Content area
Abstract
Seismic travel-time tomography, like most geophysical inverse problems, is often posed as a set of underdetermined linear equations. While seismic tomography has become a powerful technique to image the interior structure of the Earth, the images obtained do not represent unique solutions. Most often the minimum-norm or minimum-gradient solution is chosen. However, alternative solutions can be generated (which equally satisfy the seismic data) by incorporating nullspace components into the solution. By definition these components in the nullspace will not affect the data misfit. We develop a projection operator, referred to as the "nullspace shuttle", which projects any vector in the model space onto the nullspace.

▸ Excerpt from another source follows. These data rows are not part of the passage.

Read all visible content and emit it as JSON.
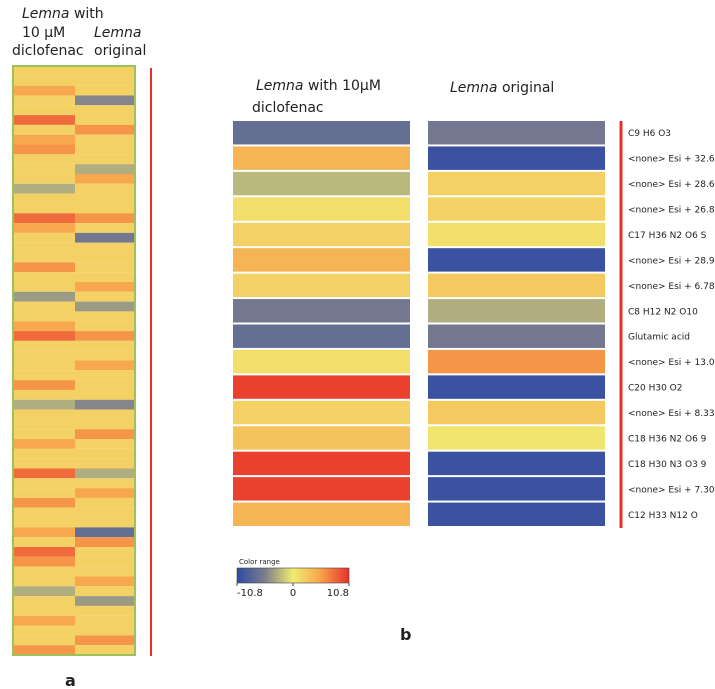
{
  "chart_data": [
    {
      "type": "heatmap",
      "panel": "a",
      "series": [
        {
          "name": [
            "Lemna",
            "with",
            "10 µM",
            "diclofenac"
          ],
          "values": [
            2,
            2,
            5,
            2,
            2,
            8,
            2,
            5,
            6,
            2,
            2,
            2,
            -3,
            2,
            2,
            8,
            5,
            2,
            2,
            2,
            6,
            2,
            2,
            -4,
            2,
            2,
            5,
            8,
            2,
            2,
            2,
            2,
            6,
            2,
            -3,
            2,
            2,
            2,
            5,
            2,
            2,
            8,
            2,
            2,
            6,
            2,
            2,
            5,
            2,
            8,
            6,
            2,
            2,
            -3,
            2,
            2,
            5,
            2,
            2,
            6
          ]
        },
        {
          "name": [
            "Lemna",
            "original"
          ],
          "values": [
            2,
            2,
            2,
            -5,
            2,
            2,
            6,
            2,
            2,
            2,
            -3,
            5,
            2,
            2,
            2,
            6,
            2,
            -6,
            2,
            2,
            2,
            2,
            5,
            2,
            -4,
            2,
            2,
            6,
            2,
            2,
            5,
            2,
            2,
            2,
            -5,
            2,
            2,
            6,
            2,
            2,
            2,
            -3,
            2,
            5,
            2,
            2,
            2,
            -7,
            6,
            2,
            2,
            2,
            5,
            2,
            -4,
            2,
            2,
            2,
            6,
            2
          ]
        }
      ],
      "zlim": [
        -10.8,
        10.8
      ],
      "colors": [
        "#2f4aa3",
        "#7c7d8c",
        "#f1ec72",
        "#f7a24b",
        "#e8302a"
      ]
    },
    {
      "type": "heatmap",
      "panel": "b",
      "categories": [
        "C9 H6 O3",
        "<none> Esi + 32.6",
        "<none> Esi + 28.6",
        "<none> Esi + 26.8",
        "C17 H36 N2 O6 S",
        "<none> Esi + 28.9",
        "<none> Esi + 6.78",
        "C8 H12 N2 O10",
        "Glutamic acid",
        "<none> Esi + 13.0",
        "C20 H30 O2",
        "<none> Esi + 8.33",
        "C18 H36 N2 O6 9",
        "C18 H30 N3 O3 9",
        "<none> Esi + 7.30",
        "C12 H33 N12 O"
      ],
      "series": [
        {
          "name": [
            "Lemna",
            "with 10µM",
            "diclofenac"
          ],
          "values": [
            -7,
            4,
            -2.5,
            1,
            2,
            4,
            2,
            -6,
            -7,
            1,
            10,
            2,
            3,
            10,
            10,
            4
          ]
        },
        {
          "name": [
            "Lemna",
            "original"
          ],
          "values": [
            -6,
            -10,
            2,
            2,
            1,
            -10,
            2.5,
            -3,
            -6,
            6,
            -10,
            2.5,
            0.5,
            -10,
            -10,
            -10
          ]
        }
      ],
      "zlim": [
        -10.8,
        10.8
      ],
      "colors": [
        "#2f4aa3",
        "#7c7d8c",
        "#f1ec72",
        "#f7a24b",
        "#e8302a"
      ],
      "colorbar": {
        "title": "Color range",
        "ticks": [
          -10.8,
          0,
          10.8
        ]
      }
    }
  ]
}
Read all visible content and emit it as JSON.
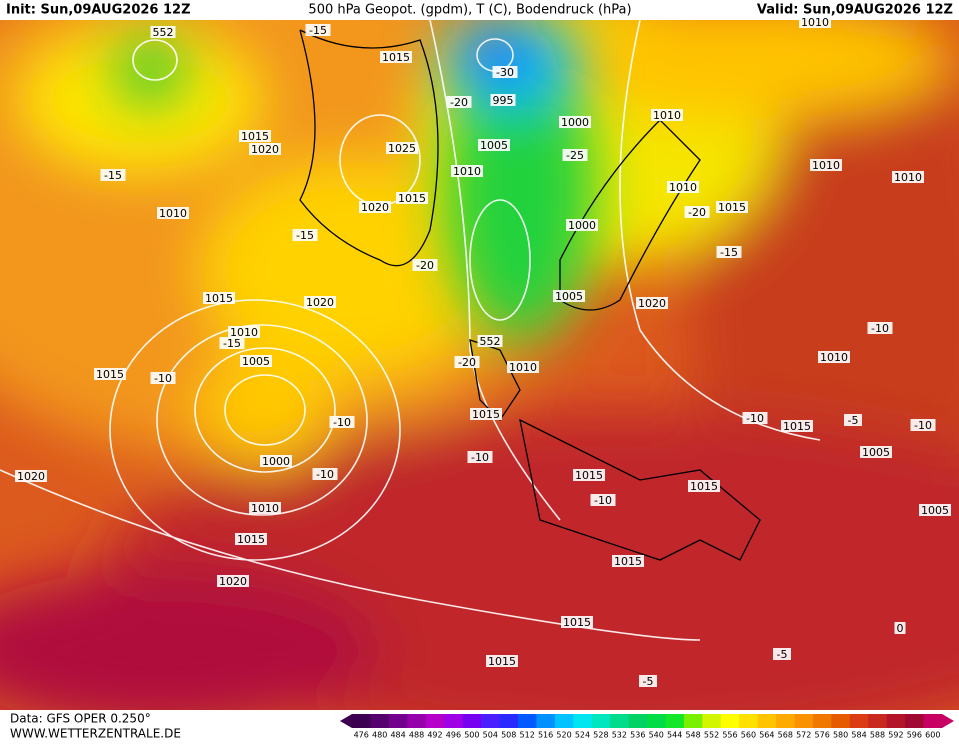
{
  "header": {
    "init": "Init: Sun,09AUG2026 12Z",
    "title": "500 hPa Geopot. (gpdm), T (C), Bodendruck (hPa)",
    "valid": "Valid: Sun,09AUG2026 12Z"
  },
  "map": {
    "isobar_labels": [
      "1015",
      "-15",
      "552",
      "1015",
      "1020",
      "1025",
      "-15",
      "1010",
      "1020",
      "1015",
      "-15",
      "-20",
      "1015",
      "1020",
      "1010",
      "-15",
      "1005",
      "1015",
      "-10",
      "-10",
      "1000",
      "-10",
      "1010",
      "1015",
      "1020",
      "1020",
      "-30",
      "995",
      "1000",
      "1005",
      "1010",
      "-25",
      "1010",
      "1010",
      "-20",
      "1015",
      "1010",
      "1010",
      "1000",
      "-15",
      "1005",
      "1020",
      "552",
      "-20",
      "1010",
      "1015",
      "-10",
      "1010",
      "-10",
      "-10",
      "1015",
      "-5",
      "1005",
      "1015",
      "-10",
      "1015",
      "1005",
      "1015",
      "1015",
      "0",
      "-5",
      "1015",
      "-5",
      "1010",
      "-20",
      "-10"
    ]
  },
  "footer": {
    "data": "Data: GFS OPER 0.250°",
    "site": "WWW.WETTERZENTRALE.DE"
  },
  "colorbar": {
    "levels": [
      476,
      480,
      484,
      488,
      492,
      496,
      500,
      504,
      508,
      512,
      516,
      520,
      524,
      528,
      532,
      536,
      540,
      544,
      548,
      552,
      556,
      560,
      564,
      568,
      572,
      576,
      580,
      584,
      588,
      592,
      596,
      600
    ],
    "colors": [
      "#3c0050",
      "#56006e",
      "#73008c",
      "#9600aa",
      "#b400c8",
      "#a000e6",
      "#7800f0",
      "#4b1eff",
      "#2828ff",
      "#005aff",
      "#0091ff",
      "#00c3ff",
      "#00e6f0",
      "#00e6be",
      "#00dc8c",
      "#00d264",
      "#00dc46",
      "#14e628",
      "#78f000",
      "#d2f500",
      "#ffff00",
      "#ffe100",
      "#ffc300",
      "#ffaa00",
      "#fa9100",
      "#f07800",
      "#e65a00",
      "#dc3c14",
      "#c8281e",
      "#b41428",
      "#a00a32",
      "#c80064"
    ]
  }
}
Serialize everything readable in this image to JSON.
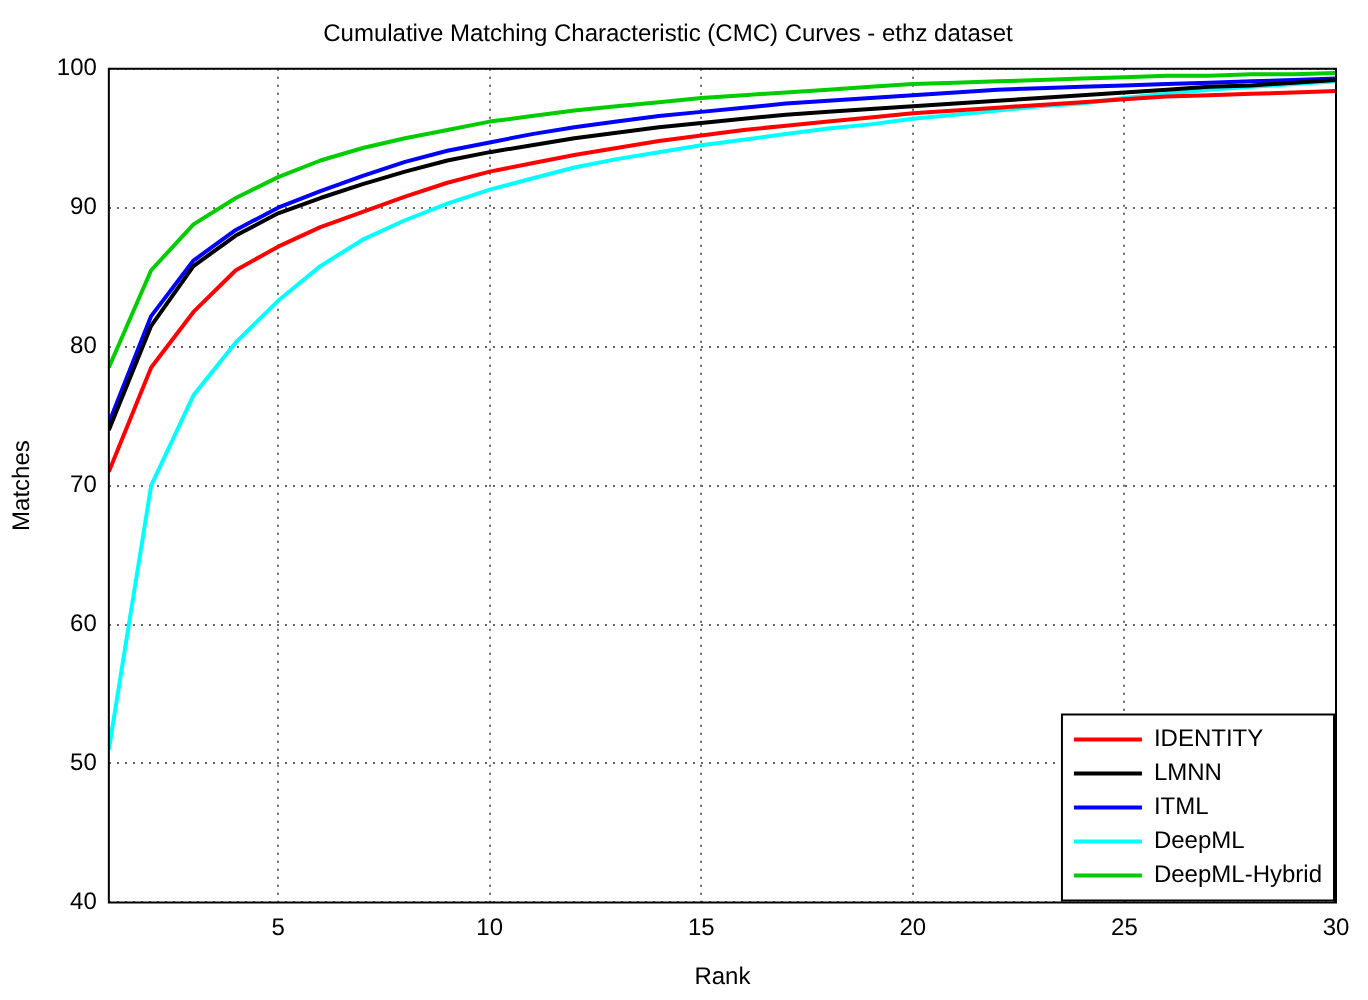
{
  "chart_data": {
    "type": "line",
    "title": "Cumulative Matching Characteristic (CMC) Curves - ethz dataset",
    "xlabel": "Rank",
    "ylabel": "Matches",
    "x": [
      1,
      2,
      3,
      4,
      5,
      6,
      7,
      8,
      9,
      10,
      11,
      12,
      13,
      14,
      15,
      16,
      17,
      18,
      19,
      20,
      21,
      22,
      23,
      24,
      25,
      26,
      27,
      28,
      29,
      30
    ],
    "series": [
      {
        "name": "IDENTITY",
        "color": "#ff0000",
        "values": [
          71,
          78.5,
          82.5,
          85.5,
          87.2,
          88.6,
          89.7,
          90.8,
          91.8,
          92.6,
          93.2,
          93.8,
          94.3,
          94.8,
          95.2,
          95.6,
          95.9,
          96.2,
          96.5,
          96.8,
          97.0,
          97.2,
          97.4,
          97.6,
          97.8,
          98.0,
          98.1,
          98.2,
          98.3,
          98.4
        ]
      },
      {
        "name": "LMNN",
        "color": "#000000",
        "values": [
          74,
          81.5,
          85.8,
          88.0,
          89.6,
          90.7,
          91.7,
          92.6,
          93.4,
          94.0,
          94.5,
          95.0,
          95.4,
          95.8,
          96.1,
          96.4,
          96.7,
          96.9,
          97.1,
          97.3,
          97.5,
          97.7,
          97.9,
          98.1,
          98.3,
          98.5,
          98.7,
          98.8,
          99.0,
          99.2
        ]
      },
      {
        "name": "ITML",
        "color": "#0000ff",
        "values": [
          74.5,
          82.2,
          86.2,
          88.4,
          90.0,
          91.2,
          92.3,
          93.3,
          94.1,
          94.7,
          95.3,
          95.8,
          96.2,
          96.6,
          96.9,
          97.2,
          97.5,
          97.7,
          97.9,
          98.1,
          98.3,
          98.5,
          98.6,
          98.7,
          98.8,
          98.9,
          99.0,
          99.1,
          99.2,
          99.3
        ]
      },
      {
        "name": "DeepML",
        "color": "#00ffff",
        "values": [
          51,
          70,
          76.5,
          80.3,
          83.3,
          85.8,
          87.7,
          89.1,
          90.3,
          91.3,
          92.1,
          92.9,
          93.5,
          94.0,
          94.5,
          94.9,
          95.3,
          95.7,
          96.0,
          96.4,
          96.7,
          97.0,
          97.3,
          97.5,
          97.9,
          98.2,
          98.5,
          98.7,
          98.9,
          99.1
        ]
      },
      {
        "name": "DeepML-Hybrid",
        "color": "#00cc00",
        "values": [
          78.5,
          85.5,
          88.8,
          90.7,
          92.2,
          93.4,
          94.3,
          95.0,
          95.6,
          96.2,
          96.6,
          97.0,
          97.3,
          97.6,
          97.9,
          98.1,
          98.3,
          98.5,
          98.7,
          98.9,
          99.0,
          99.1,
          99.2,
          99.3,
          99.4,
          99.5,
          99.5,
          99.6,
          99.6,
          99.7
        ]
      }
    ],
    "xlim": [
      1,
      30
    ],
    "xticks": [
      5,
      10,
      15,
      20,
      25,
      30
    ],
    "ylim": [
      40,
      100
    ],
    "yticks": [
      40,
      50,
      60,
      70,
      80,
      90,
      100
    ],
    "grid": true,
    "legend": "bottom right",
    "marker": "none",
    "line_style": "solid"
  }
}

In order to enhance tomographic images, additional a priori knowledge is added to the minimum-norm solution. The nullspace shuttle is used to project the changes made to the minimum-norm solution onto the nullspace; only those a posteriori changes which are consistent with the seismic data are permitted. Here the nullspace enhancement technique is applied to subduction zones throughout the western Pacific. The minimum-norm tomographic images obtained using a global ISC data set are biased towards a theoretical model for slab temperatures. Assuming to first order that the velocity variations within the slab are caused by cooler slab temperatures, the velocity perturbations in the tomograms should be consistent with a theoretical model for slab temperatures; temperature anomalies are converted to velocity perturbations using dV/dT. The nullspace shuttle is employed to guarantee that the enhanced model still satisfies the seismic travel times.
The minimum-norm velocity models obtained for the Kuril, Japan, Izu and Tonga subduction zones are compared to the enhanced images which have been biased towards the theoretical slab models. The enhanced images show much more continuous, narrow high velocity slab regions with P-wave velocity perturbations on the order of 6-7%. Using a nonlinear optimization, the optimal values for the physical parameters such as slab thickness and potential mantle temperature are determined, such that the theoretical model most closely resembles the tomograms. The values calculated for slab thickness are compared for the different subduction regions.